Each probe scores the context bundle returned for a commit message query against the files actually modified in that commit:

precision = |injected ∩ truth| / |injected|
recall    = |injected ∩ truth| / |truth|
f1        = 2 × precision × recall / (precision + recall)

Configs are ranked by average F1 across all sampled commits.

Sweep Modes

Core sweep (default)

Sweeps 5 core parameter dimensions:

ParameterValues
semantic_weight0.0, 0.3, 0.5, 0.7, 0.9
doc_demotion0.1, 0.3, 0.5
search_limit10, 20, 30, 40 (or CLI override)
budget_lines150, 300, 500 (or CLI override)
rrf_k60.0 (fixed)

Total: 180 configs × N commits = ~3,600 probes at default 20 samples. Takes a few minutes.

Full sweep (--full)

Extends the core sweep with recency, coupling depth, and bridge parameters:

Additional parameterValues
recency_half_life_days7, 14, 30, 90
recency_weight0.0, 0.15, 0.30, 0.50
coupling_depth500, 2000, 5000, 20000
bridge_modeOff, Inject, Boost, BoostInject
bridge_boost_factor0.15, 0.3, 0.5

Total: ~960 configs × 4 coupling depths × N commits. Significantly longer (~15-30 min). Re-indexes coupling data per depth, so each depth is a separate probe run.

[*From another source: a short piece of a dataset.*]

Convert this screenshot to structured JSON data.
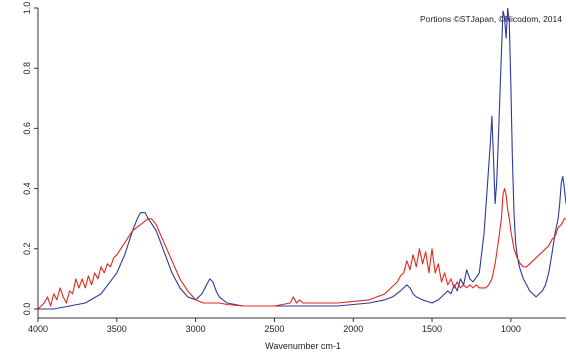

Bridge sweep (--bridge-sweep)

Requires an existing calibration.json from a prior core or full sweep. Uses the calibrated core params and only sweeps bridge mode + boost factor (7 configs). Very fast.

calibration.json

The output file contains:

{
  "calibrated_at": "2026-03-22T12:00:00Z",
  "snapshot": {
    "chunk_count": 5103,
    "file_count": 312,
    "primary_language": "rust",
    "repo_age_days": 180,
    "recent_commit_rate": 2.5
  },
  "best_config": {
    "semantic_weight": 0.3,
    "doc_demotion": 0.1,
    "rrf_k": 60.0,
    "budget_lines": 300,
    "search_limit": 40,
    "bridge_mode": "inject"
  },
  "top_results": [ ... ],
  "sample_count": 20,
  "probe_count": 3600
}

Precedence: calibration.json > config.toml > compiled defaults. All search and context operations read calibration.json if present.

Auto-recalibration

The CalibrationGuard triggers automatic recalibration during indexing when:

  • First run: No prior calibration exists
  • Chunk count changed >20%: Significant codebase growth or shrinkage
  • Primary language changed: Project shifted languages
  • >30 days since last calibration: Stale calibration

Cache and --resume

Full sweeps can be interrupted. The cache is saved after each coupling depth completes to .bobbin/calibration_cache.json. Use --resume to pick up where you left off — previously completed depths are restored from cache, and only remaining depths are re-run. Cache is cleared on successful completion.

Output

Shows a ranked table of parameter combinations with recall scores. The top result is the recommended configuration. Use --json for machine-readable output.